Lane Kiffin and the Tennessee Volunteers
Wham, bam, what just happened? Kiffin talked a big game and tradition ('singing 'Rocky Top' all night long after we beat Florida next year, it will be a blast') and fired other shots at Florida’s Urban Meyer. But after a 'brief' one-year tenure, he left for beachfront property at USC. Iif Kiffin’s mother’s 2014 remark on his return to Knoxville with Alabama are any indication, he is not a welcome guest on campus: 'I’m scared to death for his safety. Some people were visiting us last weekend from Tennessee and they said they better not let him on the sideline (where Kiffin coaches at Alabama), they should put him in the press box. I want him to be in the press box.'
Alex Rodriguez and the Seattle Mariners
Mariners fans were still reeling from a similar fate with Griffey -- a former No. 1 overall draft pick and MVP-caliber talent leaving town -- when A-Rod followed suit in ditching Seattle. A-Rod’s Scott Boras-orchestrated 10-year, $252 million free agent contract with the Texas Rangers in 2000 was perhaps not as jarring to the Mariners fan base as it was to the game of baseball in general. Many sportswriters criticized the deal as out-of-control and imprudent spending that would harm the game and less heralded players who comprise the majority of the league.

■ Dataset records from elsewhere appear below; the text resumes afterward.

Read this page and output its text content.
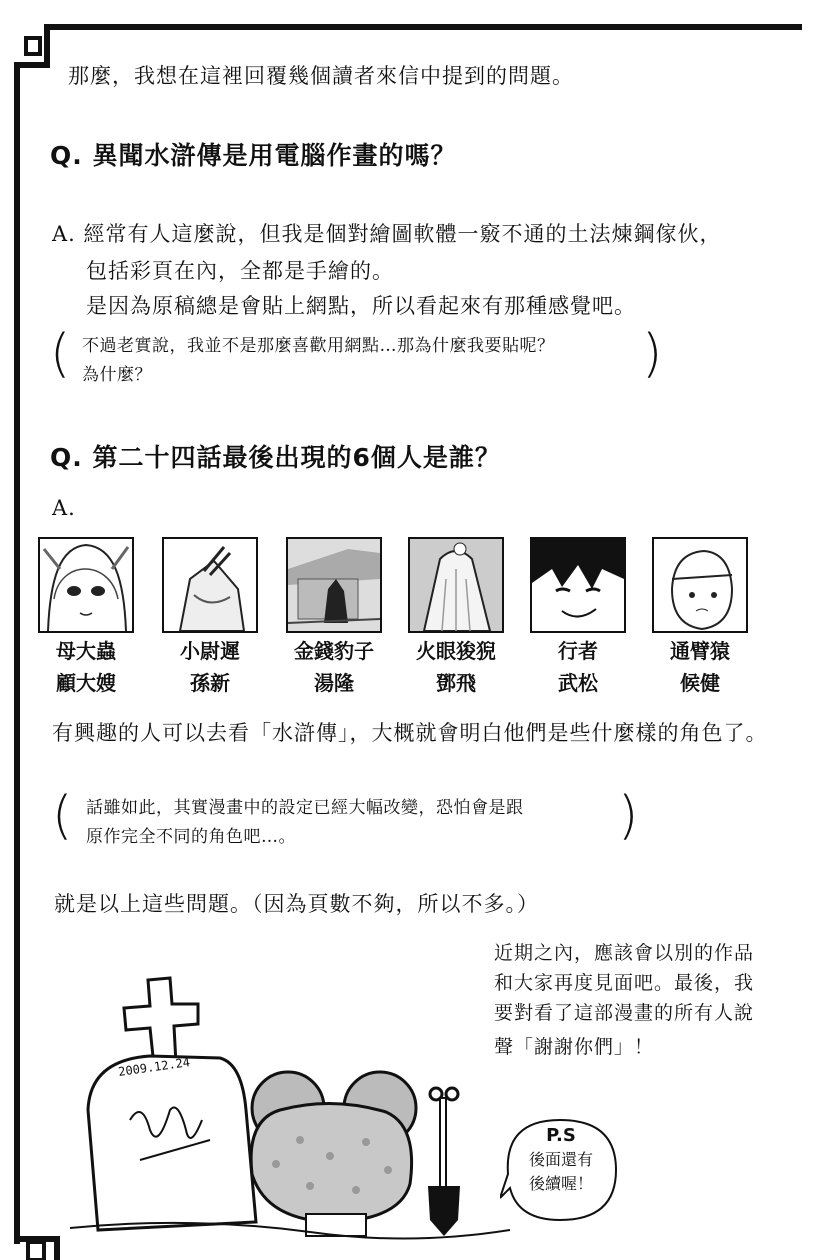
那麼，我想在這裡回覆幾個讀者來信中提到的問題。
Q. 異聞水滸傳是用電腦作畫的嗎？
A. 經常有人這麼說，但我是個對繪圖軟體一竅不通的土法煉鋼傢伙，
包括彩頁在內，全都是手繪的。
是因為原稿總是會貼上網點，所以看起來有那種感覺吧。
( 不過老實說，我並不是那麼喜歡用網點…那為什麼我要貼呢？
為什麼？	)
Q. 第二十四話最後出現的6個人是誰？
A.
母大蟲
顧大嫂
小尉遲
孫新
金錢豹子
湯隆
火眼狻猊
鄧飛
行者
武松
通臂猿
候健
有興趣的人可以去看「水滸傳」，大概就會明白他們是些什麼樣的角色了。
( 話雖如此，其實漫畫中的設定已經大幅改變，恐怕會是跟
原作完全不同的角色吧…。	)
就是以上這些問題。（因為頁數不夠，所以不多。）
近期之內，應該會以別的作品
和大家再度見面吧。最後，我
要對看了這部漫畫的所有人說
聲「謝謝你們」！
2009.12.24
P.S
後面還有
後續喔！
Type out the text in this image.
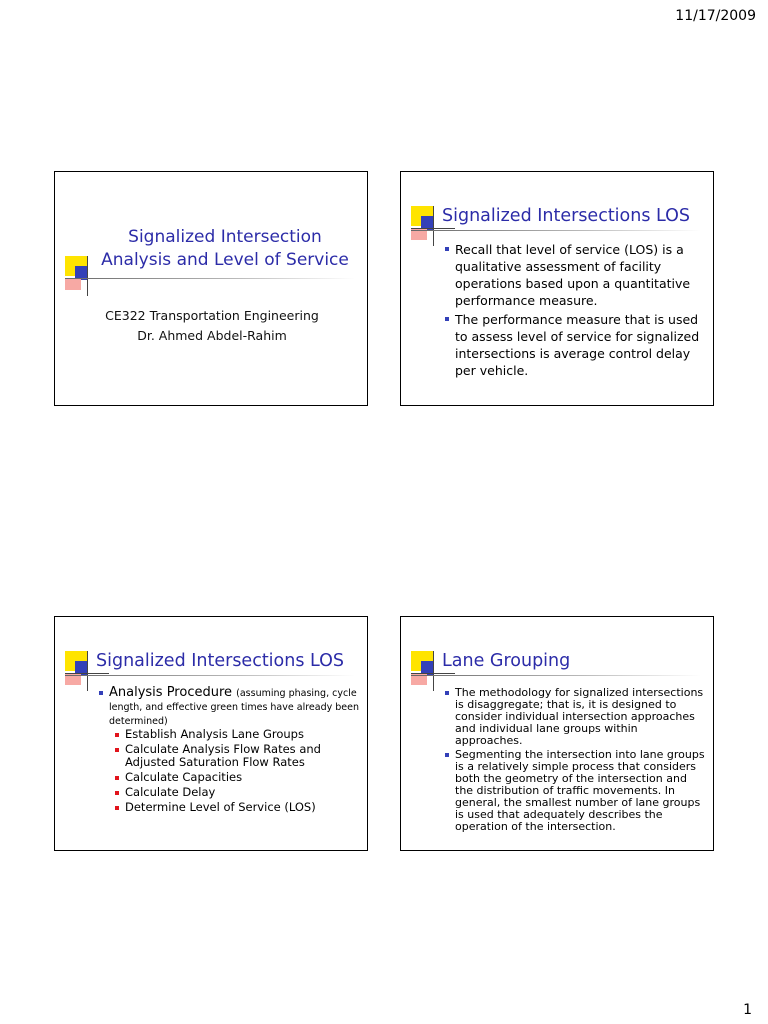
11/17/2009
Signalized Intersection Analysis and Level of Service
CE322 Transportation Engineering
Dr. Ahmed Abdel-Rahim
Signalized Intersections LOS
Recall that level of service (LOS) is a qualitative assessment of facility operations based upon a quantitative performance measure.
The performance measure that is used to assess level of service for signalized intersections is average control delay per vehicle.
Signalized Intersections LOS
Analysis Procedure (assuming phasing, cycle length, and effective green times have already been determined)
Establish Analysis Lane Groups
Calculate Analysis Flow Rates and Adjusted Saturation Flow Rates
Calculate Capacities
Calculate Delay
Determine Level of Service (LOS)
Lane Grouping
The methodology for signalized intersections is disaggregate; that is, it is designed to consider individual intersection approaches and individual lane groups within approaches.
Segmenting the intersection into lane groups is a relatively simple process that considers both the geometry of the intersection and the distribution of traffic movements. In general, the smallest number of lane groups is used that adequately describes the operation of the intersection.
1
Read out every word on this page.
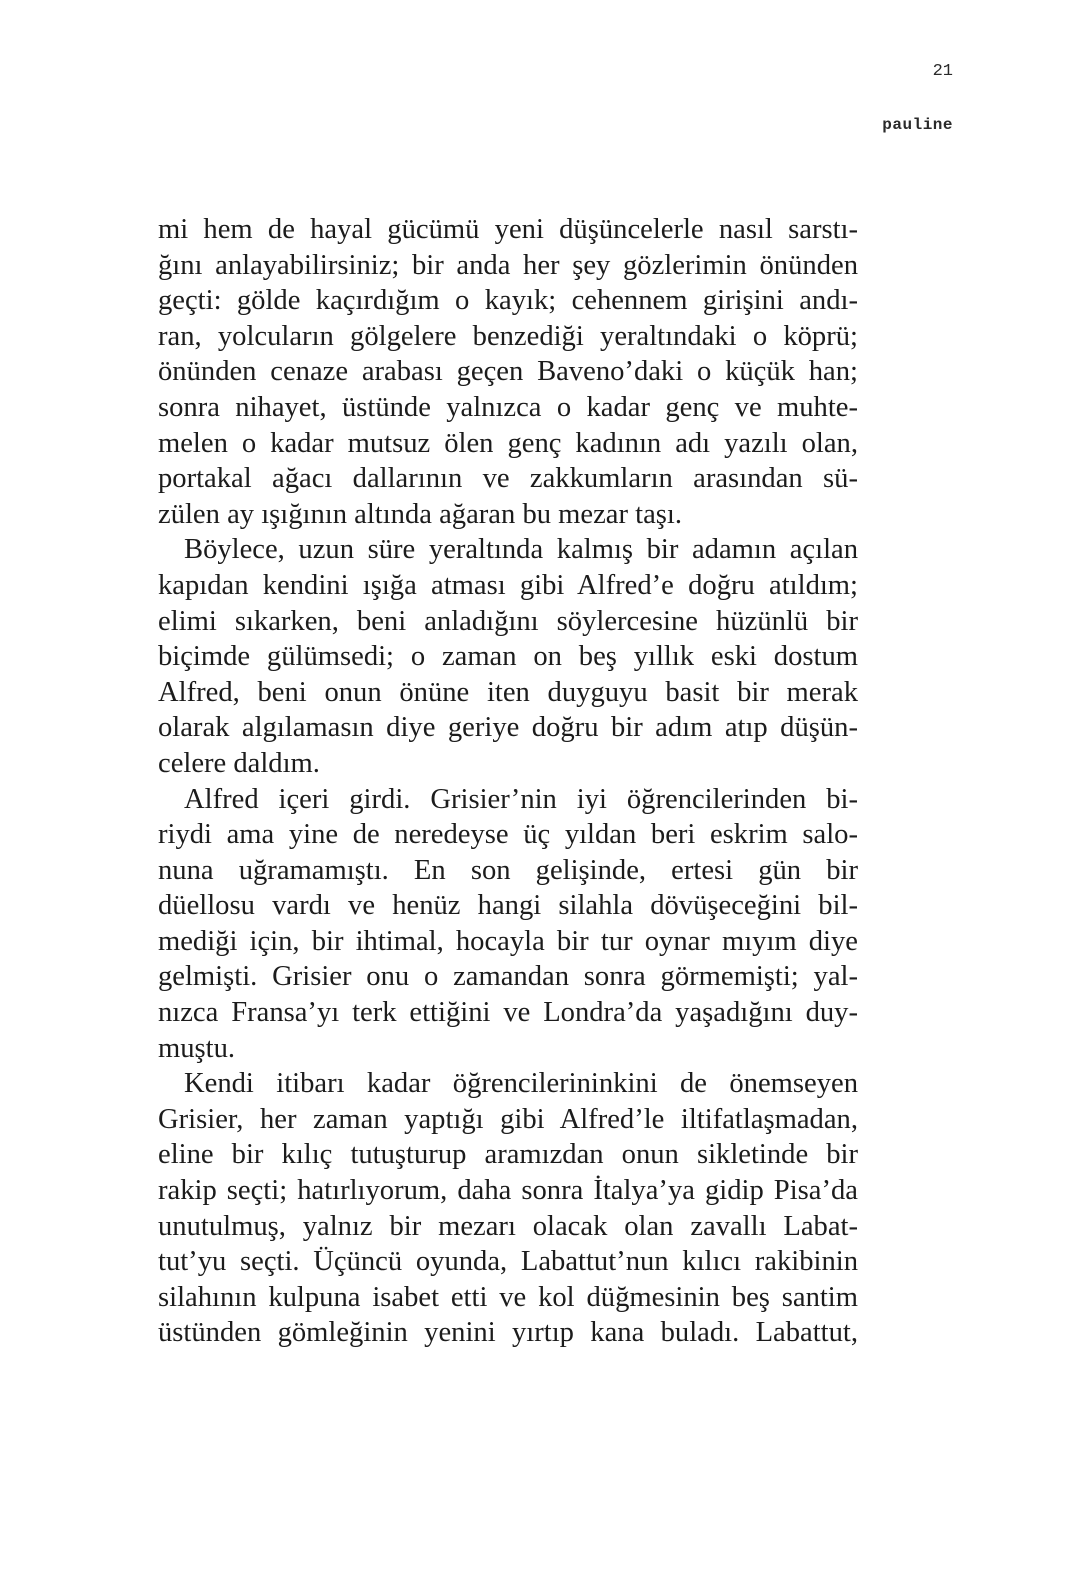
21
pauline
mi hem de hayal gücümü yeni düşüncelerle nasıl sarstı-
ğını anlayabilirsiniz; bir anda her şey gözlerimin önünden
geçti: gölde kaçırdığım o kayık; cehennem girişini andı-
ran, yolcuların gölgelere benzediği yeraltındaki o köprü;
önünden cenaze arabası geçen Baveno’daki o küçük han;
sonra nihayet, üstünde yalnızca o kadar genç ve muhte-
melen o kadar mutsuz ölen genç kadının adı yazılı olan,
portakal ağacı dallarının ve zakkumların arasından sü-
zülen ay ışığının altında ağaran bu mezar taşı.
Böylece, uzun süre yeraltında kalmış bir adamın açılan
kapıdan kendini ışığa atması gibi Alfred’e doğru atıldım;
elimi sıkarken, beni anladığını söylercesine hüzünlü bir
biçimde gülümsedi; o zaman on beş yıllık eski dostum
Alfred, beni onun önüne iten duyguyu basit bir merak
olarak algılamasın diye geriye doğru bir adım atıp düşün-
celere daldım.
Alfred içeri girdi. Grisier’nin iyi öğrencilerinden bi-
riydi ama yine de neredeyse üç yıldan beri eskrim salo-
nuna uğramamıştı. En son gelişinde, ertesi gün bir
düellosu vardı ve henüz hangi silahla dövüşeceğini bil-
mediği için, bir ihtimal, hocayla bir tur oynar mıyım diye
gelmişti. Grisier onu o zamandan sonra görmemişti; yal-
nızca Fransa’yı terk ettiğini ve Londra’da yaşadığını duy-
muştu.
Kendi itibarı kadar öğrencilerininkini de önemseyen
Grisier, her zaman yaptığı gibi Alfred’le iltifatlaşmadan,
eline bir kılıç tutuşturup aramızdan onun sikletinde bir
rakip seçti; hatırlıyorum, daha sonra İtalya’ya gidip Pisa’da
unutulmuş, yalnız bir mezarı olacak olan zavallı Labat-
tut’yu seçti. Üçüncü oyunda, Labattut’nun kılıcı rakibinin
silahının kulpuna isabet etti ve kol düğmesinin beş santim
üstünden gömleğinin yenini yırtıp kana buladı. Labattut,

Shawn Michaels and Marty Janetty
While it is scripted – yes, it is – perhaps there is no more drama than when a pro wrestling babyface (good guy) turns heel (villain) or when a heel turns babyface. One of the legendary moments was when Shawn Michaels split with longtime tag-team partner Marty Jannetty. As always in pro wrestling, it wasn’t the actual act but the action: Brutus 'The Barber' Beefcake was hosting Michaels and Jannetty on his segment of the show. Everything seemed to be going well until Michaels attacked Jannetty and put him through the barbershop window. It is one of those moments that wrestling fans never forget and also transcend the industry.